AI is currently being developed for medical imaging diagnostics, drug discovery, legacy of health records, and general medical diagnoses, to name a few. Here only medical imaging diagnostics will be addressed. This should be considered an emerging ﬁeld and by no means a mature one.
The need for AI in radiology is ever more increasing with the radiologist-to- scanned images ratio declining rapidly. Moreover, in an attempt to ﬁne- tune medical images for better image quality, the resolution of today’s scanners continues to improve, resulting in greater volumes of data. This will result in radiology transitioning from qualitative interpretations of scans to a quantitative discipline (that is, radiomics: deriving clinically pertinent information from vast amounts of data).
The main reason for applying AI to radiology is to speed up radiological workﬂows, minimize decision errors, and assist rather than replace radiologists. The current emphasis is on cancer diagnosis using AI where the output is yes (malignant)/no (benign).
Another application is the segmenting or marking of deﬁned areas in images again for cancer diagnosis and analysis, and also for planning treatments and monitoring conditions.
Deep learning neural networks are probably the most successful recent AI approach for determining image features by training them on vast amounts of image data. As these deep learning methods require a large amount of labeled or marked images (that is, knowing the content), the challenge becomes the accumulation of these labeled images.
Another deep learning challenge in digital pathology is the sheer dimensionality associated with high-resolution images (some can exceed 50,000 by 50,000 pixels, whereas deep neural networks can typically accommodate images no larger than 300 by 300 pixels). This should be an area of concentration in order to further develop the applicability of deep learning neural networks to medical image diagnosis.

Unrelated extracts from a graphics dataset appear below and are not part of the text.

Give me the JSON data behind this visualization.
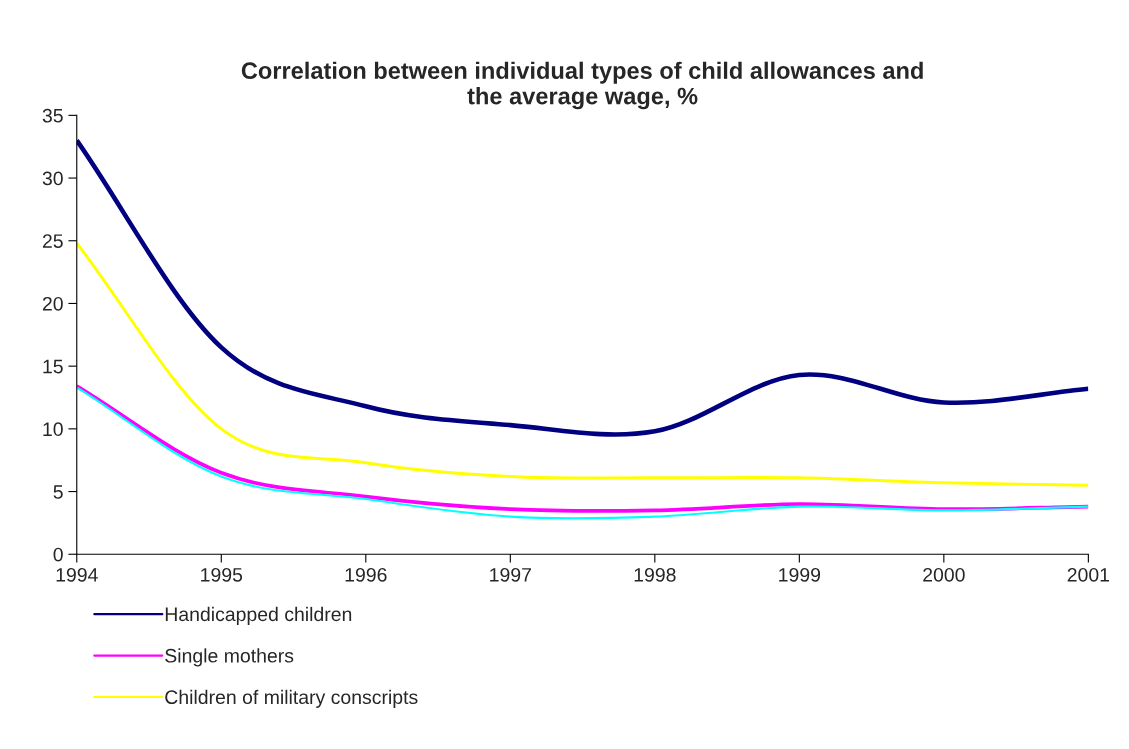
{
  "chart_data": {
    "type": "line",
    "title": "Correlation between individual types of child allowances and\nthe average wage, %",
    "x": [
      1994,
      1995,
      1996,
      1997,
      1998,
      1999,
      2000,
      2001
    ],
    "series": [
      {
        "name": "Handicapped children",
        "color": "#000080",
        "values": [
          33,
          16.5,
          11.8,
          10.3,
          9.8,
          14.3,
          12.1,
          13.2
        ]
      },
      {
        "name": "Single mothers",
        "color": "#ff00ff",
        "values": [
          13.4,
          6.5,
          4.6,
          3.6,
          3.5,
          4.0,
          3.6,
          3.8
        ]
      },
      {
        "name": "Children of military conscripts",
        "color": "#ffff00",
        "values": [
          24.8,
          10,
          7.3,
          6.2,
          6.1,
          6.1,
          5.7,
          5.5
        ]
      },
      {
        "color": "#00ffff",
        "values": [
          13.3,
          6.2,
          4.4,
          3.0,
          3.0,
          3.8,
          3.5,
          3.8
        ]
      }
    ],
    "xlim": [
      1994,
      2001
    ],
    "xticks": [
      1994,
      1995,
      1996,
      1997,
      1998,
      1999,
      2000,
      2001
    ],
    "ylim": [
      0,
      35
    ],
    "yticks": [
      0,
      5,
      10,
      15,
      20,
      25,
      30,
      35
    ],
    "grid": false,
    "legend": "bottom",
    "marker": "none",
    "line_style": "solid"
  }
}
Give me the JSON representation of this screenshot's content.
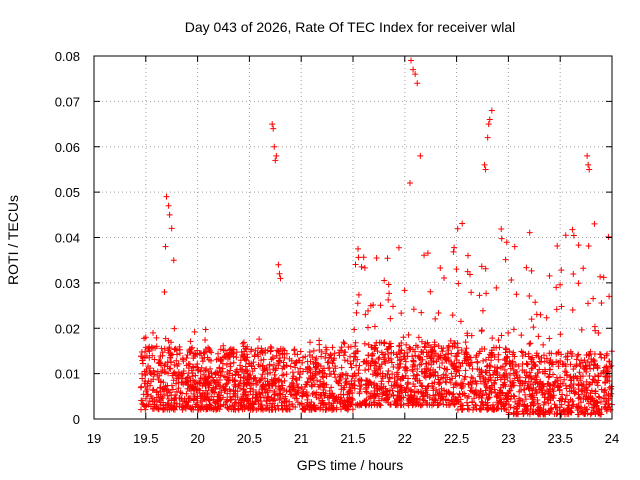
{
  "chart_data": {
    "type": "scatter",
    "title": "Day 043 of 2026, Rate Of TEC Index for receiver wlal",
    "xlabel": "GPS time / hours",
    "ylabel": "ROTI / TECUs",
    "xlim": [
      19,
      24
    ],
    "ylim": [
      0,
      0.08
    ],
    "x_ticks": [
      19,
      19.5,
      20,
      20.5,
      21,
      21.5,
      22,
      22.5,
      23,
      23.5,
      24
    ],
    "x_tick_labels": [
      "19",
      "19.5",
      "20",
      "20.5",
      "21",
      "21.5",
      "22",
      "22.5",
      "23",
      "23.5",
      "24"
    ],
    "y_ticks": [
      0,
      0.01,
      0.02,
      0.03,
      0.04,
      0.05,
      0.06,
      0.07,
      0.08
    ],
    "y_tick_labels": [
      "0",
      "0.01",
      "0.02",
      "0.03",
      "0.04",
      "0.05",
      "0.06",
      "0.07",
      "0.08"
    ],
    "grid": true,
    "marker": "+",
    "series": [
      {
        "name": "ROTI",
        "color": "#ff0000",
        "notable_points": [
          {
            "x": 19.68,
            "y": 0.028
          },
          {
            "x": 19.69,
            "y": 0.038
          },
          {
            "x": 19.7,
            "y": 0.049
          },
          {
            "x": 19.72,
            "y": 0.047
          },
          {
            "x": 19.73,
            "y": 0.045
          },
          {
            "x": 19.75,
            "y": 0.042
          },
          {
            "x": 19.77,
            "y": 0.035
          },
          {
            "x": 20.72,
            "y": 0.065
          },
          {
            "x": 20.73,
            "y": 0.064
          },
          {
            "x": 20.74,
            "y": 0.06
          },
          {
            "x": 20.75,
            "y": 0.057
          },
          {
            "x": 20.76,
            "y": 0.058
          },
          {
            "x": 20.78,
            "y": 0.034
          },
          {
            "x": 20.79,
            "y": 0.032
          },
          {
            "x": 20.8,
            "y": 0.031
          },
          {
            "x": 22.05,
            "y": 0.052
          },
          {
            "x": 22.06,
            "y": 0.079
          },
          {
            "x": 22.08,
            "y": 0.077
          },
          {
            "x": 22.1,
            "y": 0.076
          },
          {
            "x": 22.12,
            "y": 0.074
          },
          {
            "x": 22.15,
            "y": 0.058
          },
          {
            "x": 22.77,
            "y": 0.056
          },
          {
            "x": 22.78,
            "y": 0.055
          },
          {
            "x": 22.8,
            "y": 0.062
          },
          {
            "x": 22.81,
            "y": 0.065
          },
          {
            "x": 22.82,
            "y": 0.066
          },
          {
            "x": 22.84,
            "y": 0.068
          },
          {
            "x": 23.76,
            "y": 0.058
          },
          {
            "x": 23.77,
            "y": 0.056
          },
          {
            "x": 23.78,
            "y": 0.055
          }
        ],
        "dense_bands": [
          {
            "x_from": 19.45,
            "x_to": 20.3,
            "y_min": 0.002,
            "y_max": 0.02
          },
          {
            "x_from": 20.3,
            "x_to": 21.5,
            "y_min": 0.002,
            "y_max": 0.018
          },
          {
            "x_from": 21.5,
            "x_to": 22.5,
            "y_min": 0.003,
            "y_max": 0.038
          },
          {
            "x_from": 22.5,
            "x_to": 23.0,
            "y_min": 0.002,
            "y_max": 0.044
          },
          {
            "x_from": 23.0,
            "x_to": 24.0,
            "y_min": 0.001,
            "y_max": 0.044
          }
        ]
      }
    ]
  }
}
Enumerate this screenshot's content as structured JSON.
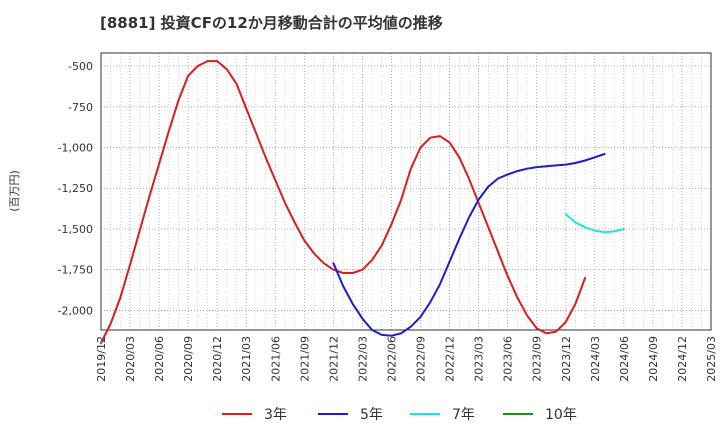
{
  "chart_data": {
    "type": "line",
    "title": "[8881]  投資CFの12か月移動合計の平均値の推移",
    "ylabel": "(百万円)",
    "xlabel": "",
    "ylim": [
      -2120,
      -420
    ],
    "y_ticks": [
      -500,
      -750,
      -1000,
      -1250,
      -1500,
      -1750,
      -2000
    ],
    "y_tick_labels": [
      "-500",
      "-750",
      "-1,000",
      "-1,250",
      "-1,500",
      "-1,750",
      "-2,000"
    ],
    "x_tick_labels": [
      "2019/12",
      "2020/03",
      "2020/06",
      "2020/09",
      "2020/12",
      "2021/03",
      "2021/06",
      "2021/09",
      "2021/12",
      "2022/03",
      "2022/06",
      "2022/09",
      "2022/12",
      "2023/03",
      "2023/06",
      "2023/09",
      "2023/12",
      "2024/03",
      "2024/06",
      "2024/09",
      "2024/12",
      "2025/03"
    ],
    "grid": true,
    "legend_position": "bottom",
    "series": [
      {
        "name": "3年",
        "color": "#dd1c1c",
        "start_index": 0,
        "values": [
          -2200,
          -2080,
          -1920,
          -1720,
          -1510,
          -1300,
          -1100,
          -900,
          -710,
          -560,
          -500,
          -470,
          -470,
          -520,
          -610,
          -760,
          -910,
          -1060,
          -1200,
          -1340,
          -1460,
          -1570,
          -1650,
          -1710,
          -1750,
          -1770,
          -1770,
          -1750,
          -1690,
          -1600,
          -1470,
          -1320,
          -1130,
          -1000,
          -940,
          -930,
          -970,
          -1060,
          -1190,
          -1340,
          -1490,
          -1640,
          -1790,
          -1920,
          -2030,
          -2110,
          -2140,
          -2130,
          -2070,
          -1960,
          -1800
        ]
      },
      {
        "name": "5年",
        "color": "#1c1cd6",
        "start_index": 24,
        "values": [
          -1710,
          -1850,
          -1960,
          -2050,
          -2120,
          -2150,
          -2155,
          -2140,
          -2100,
          -2040,
          -1950,
          -1840,
          -1700,
          -1560,
          -1430,
          -1320,
          -1240,
          -1190,
          -1165,
          -1145,
          -1130,
          -1120,
          -1115,
          -1110,
          -1105,
          -1095,
          -1080,
          -1060,
          -1040
        ]
      },
      {
        "name": "7年",
        "color": "#22e0e0",
        "start_index": 48,
        "values": [
          -1410,
          -1460,
          -1490,
          -1510,
          -1520,
          -1515,
          -1500
        ]
      },
      {
        "name": "10年",
        "color": "#1c8c1c",
        "start_index": 0,
        "values": []
      }
    ]
  }
}
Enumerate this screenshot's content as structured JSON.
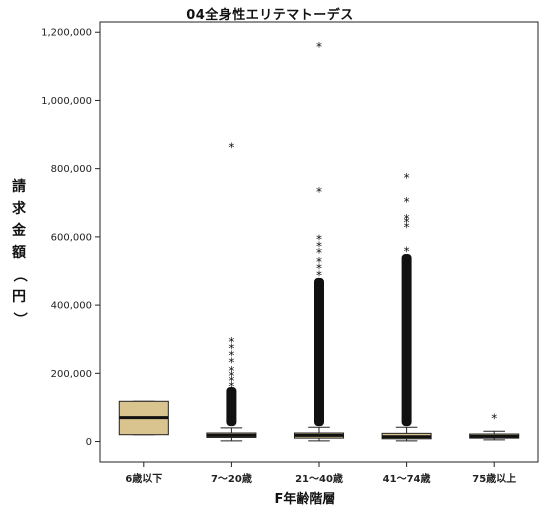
{
  "chart_data": {
    "type": "box",
    "title": "04全身性エリテマトーデス",
    "xlabel": "F年齢階層",
    "ylabel": "請求金額（円）",
    "ylim": [
      -60000,
      1230000
    ],
    "yticks": [
      0,
      200000,
      400000,
      600000,
      800000,
      1000000,
      1200000
    ],
    "ytick_labels": [
      "0",
      "200,000",
      "400,000",
      "600,000",
      "800,000",
      "1,000,000",
      "1,200,000"
    ],
    "grid": false,
    "categories": [
      "6歳以下",
      "7～20歳",
      "21～40歳",
      "41～74歳",
      "75歳以上"
    ],
    "boxes": [
      {
        "category": "6歳以下",
        "whisker_low": 20000,
        "q1": 20000,
        "median": 70000,
        "q3": 118000,
        "whisker_high": 118000,
        "fill": "#d9c48f",
        "outliers": [],
        "outlier_band": null
      },
      {
        "category": "7～20歳",
        "whisker_low": 2000,
        "q1": 12000,
        "median": 18000,
        "q3": 25000,
        "whisker_high": 40000,
        "fill": "#d9c48f",
        "outliers": [
          865000,
          295000,
          275000,
          255000,
          235000,
          210000,
          195000,
          180000,
          165000
        ],
        "outlier_band": [
          45000,
          160000
        ]
      },
      {
        "category": "21～40歳",
        "whisker_low": 2000,
        "q1": 10000,
        "median": 18000,
        "q3": 25000,
        "whisker_high": 42000,
        "fill": "#d9c48f",
        "outliers": [
          1160000,
          735000,
          595000,
          575000,
          555000,
          530000,
          510000,
          490000
        ],
        "outlier_band": [
          45000,
          480000
        ]
      },
      {
        "category": "41～74歳",
        "whisker_low": 2000,
        "q1": 8000,
        "median": 14000,
        "q3": 24000,
        "whisker_high": 42000,
        "fill": "#d9c48f",
        "outliers": [
          775000,
          705000,
          655000,
          645000,
          630000,
          560000
        ],
        "outlier_band": [
          45000,
          550000
        ]
      },
      {
        "category": "75歳以上",
        "whisker_low": 5000,
        "q1": 10000,
        "median": 15000,
        "q3": 22000,
        "whisker_high": 30000,
        "fill": "#d9c48f",
        "outliers": [
          70000
        ],
        "outlier_band": null
      }
    ]
  }
}
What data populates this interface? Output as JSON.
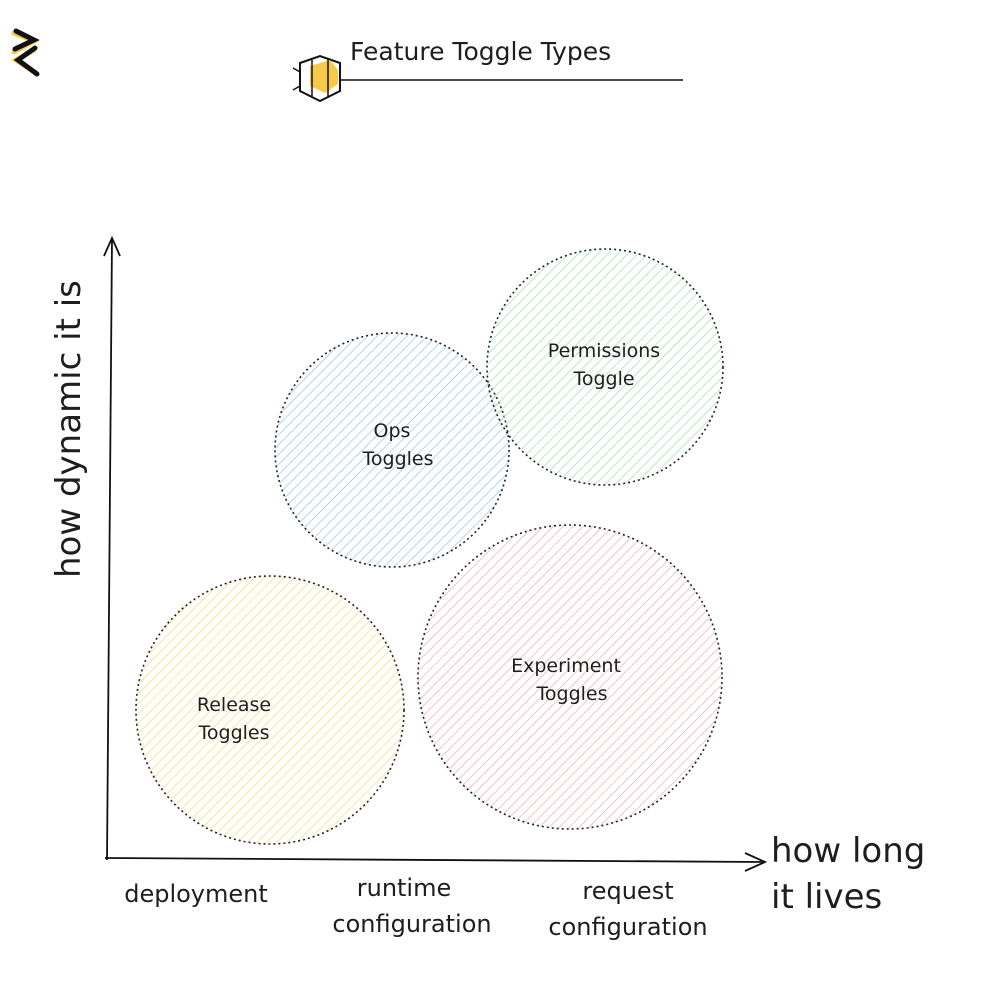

The application of AI has exploded in the past few years, and I anticipate this continuing for many more years as there are many areas that can beneﬁt from AI. However, there should be careful scrutiny of such applications in order to ensure that the results are in fact true and meaningful and not marketing hype to merely beneﬁt corporate PR in the marketplace.
A possibly prudent venture would be to create an oversight organization consisting of AI experts who can evaluate these technologies and provide consumers with a deﬁned rating of the efﬁcacy of these new AI technologies.